The Reserve Bank of India (RBI) kept its main lending rate unchanged yesterday, amid a choppy trading session in the local stock markets.

India stock exchange board
Source: Bloomberg

The key interest rate was left at 8%, untouched for the fourth consecutive time. The central bank said this was due to increased risks caused by inflation and the difficult external situation, especially on the geopolitical front. 

The decision was largely in line with market expectations, but profit-taking appeared to put a lid on any gains. After a bit of a rollercoaster session, India’s benchmark indices closed flat from the previous day.

The Nifty, or India 50 Cash, had drifted above the psychological 8,000 level during the afternoon trade but failed to hold on to those gains. This was largely due to a drag from interest rate on sensitive stocks in the banking and property sector, which were weighed down by the RBI rate decision.

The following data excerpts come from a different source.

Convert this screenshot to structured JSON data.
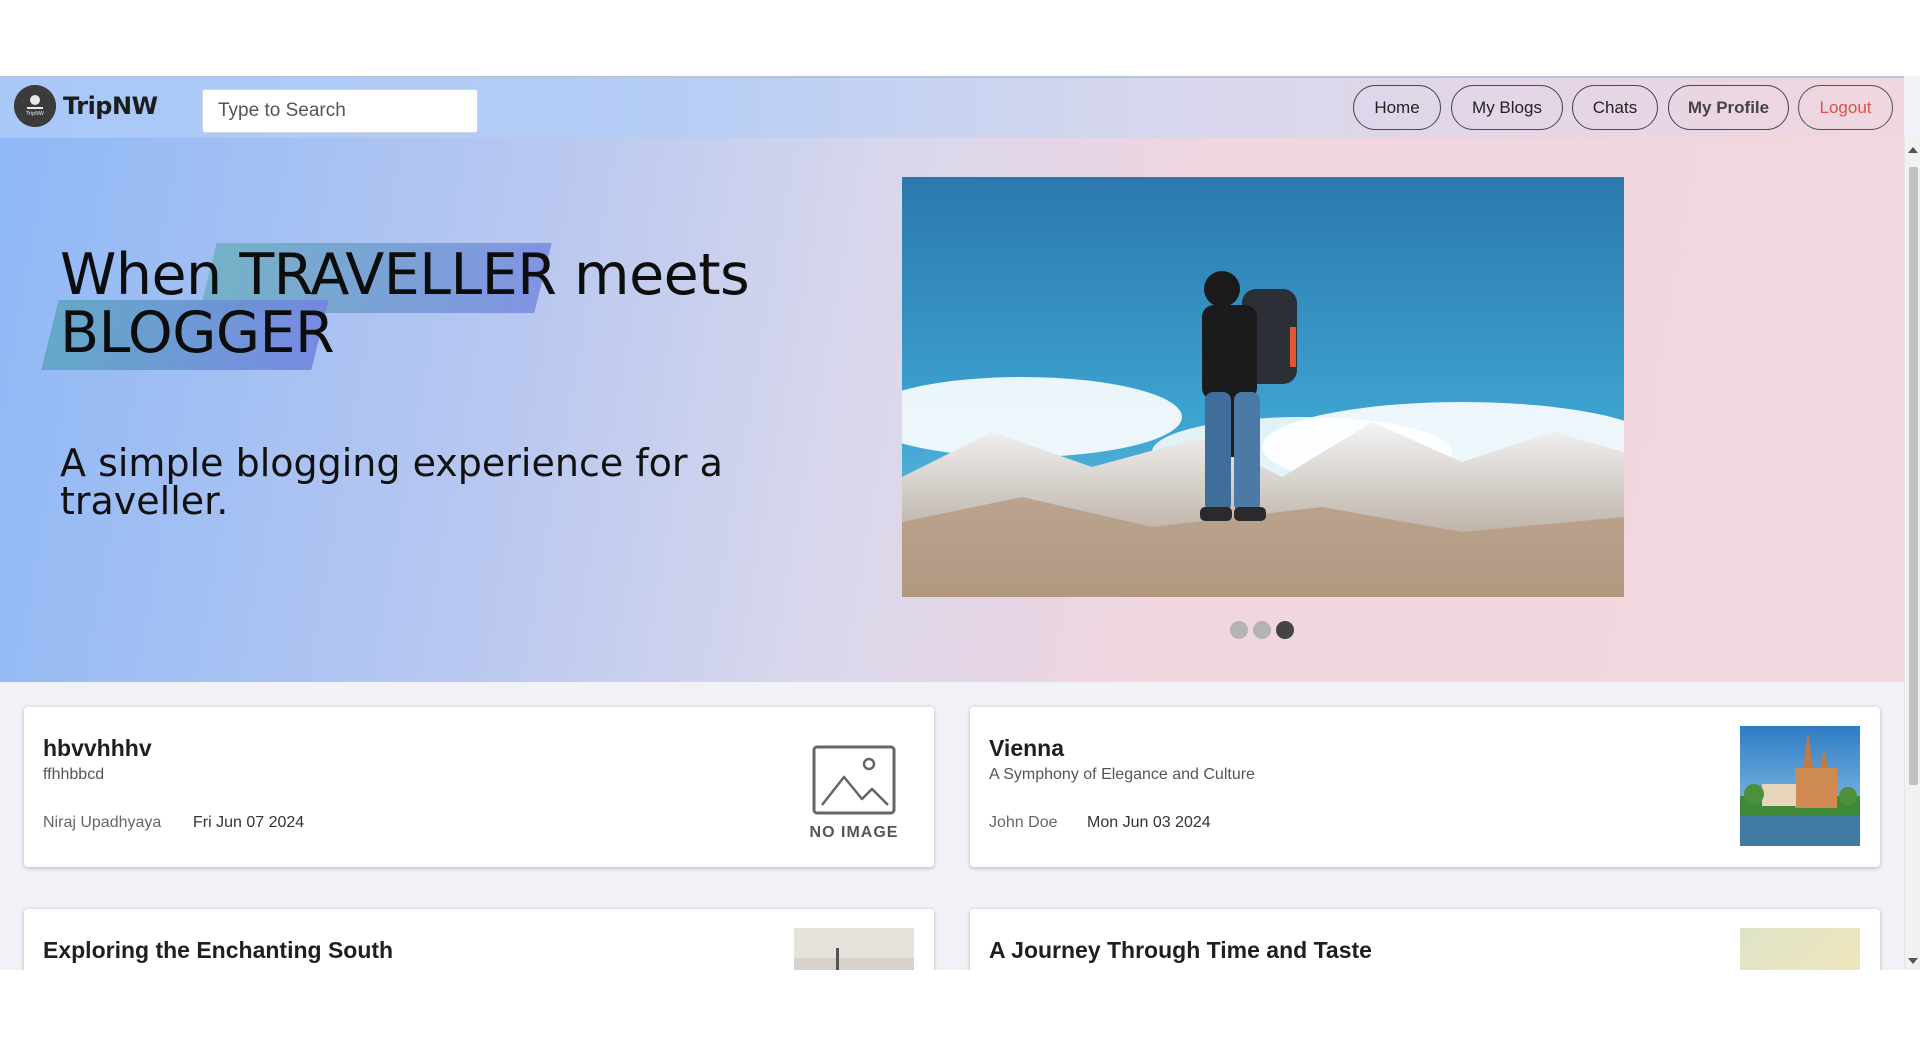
{
  "header": {
    "brand": "TripNW",
    "logo_small_text": "TripNW",
    "search": {
      "placeholder": "Type to Search",
      "value": ""
    },
    "nav": {
      "home": "Home",
      "my_blogs": "My Blogs",
      "chats": "Chats",
      "my_profile": "My Profile",
      "logout": "Logout"
    }
  },
  "hero": {
    "headline_part1": "When ",
    "headline_part2": "TRAVELLER",
    "headline_part3": " meets",
    "headline_part4": "BLOGGER",
    "subline": "A simple blogging experience for a traveller.",
    "carousel": {
      "slides": 3,
      "active_index": 2
    }
  },
  "cards": [
    {
      "title": "hbvvhhhv",
      "subtitle": "ffhhbbcd",
      "author": "Niraj Upadhyaya",
      "date": "Fri Jun 07 2024",
      "image": "none",
      "no_image_label": "NO IMAGE"
    },
    {
      "title": "Vienna",
      "subtitle": "A Symphony of Elegance and Culture",
      "author": "John Doe",
      "date": "Mon Jun 03 2024",
      "image": "vienna-church-thumbnail"
    },
    {
      "title": "Exploring the Enchanting South",
      "image": "coastal-landscape-thumbnail"
    },
    {
      "title": "A Journey Through Time and Taste",
      "image": "sunset-thumbnail"
    }
  ],
  "colors": {
    "logout": "#d9534f",
    "hero_left": "#8fb8f6",
    "hero_right": "#f2d7de",
    "highlight": "#7a8ee0"
  }
}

The central bank’s bi-monthly review coincides with the wrap up of India Prime Minister Narendra Modi’s US visit. From the surface, it looks like a rather productive trip which set up a closer working relationship with the US.

Looking at the Nifty, we expect the bias to remain on the upside as long as it does not go below last week’s low of 7,928 points. The stock has been following an uptrend line since May. If the upward bias continues, it is likely to respect this line as a support level.

Ahead of the India Open

We are calling for the Nifty or India 50 Cash top open largely flat at 7,936 points.

A bounce should see it test a resistance of 8,180 points, which is also its all-time high. On the flipside, if it breaks below the support level of 7,900 points, it could signal the end of the trend and a possible breakout south toward the 7,500 point area.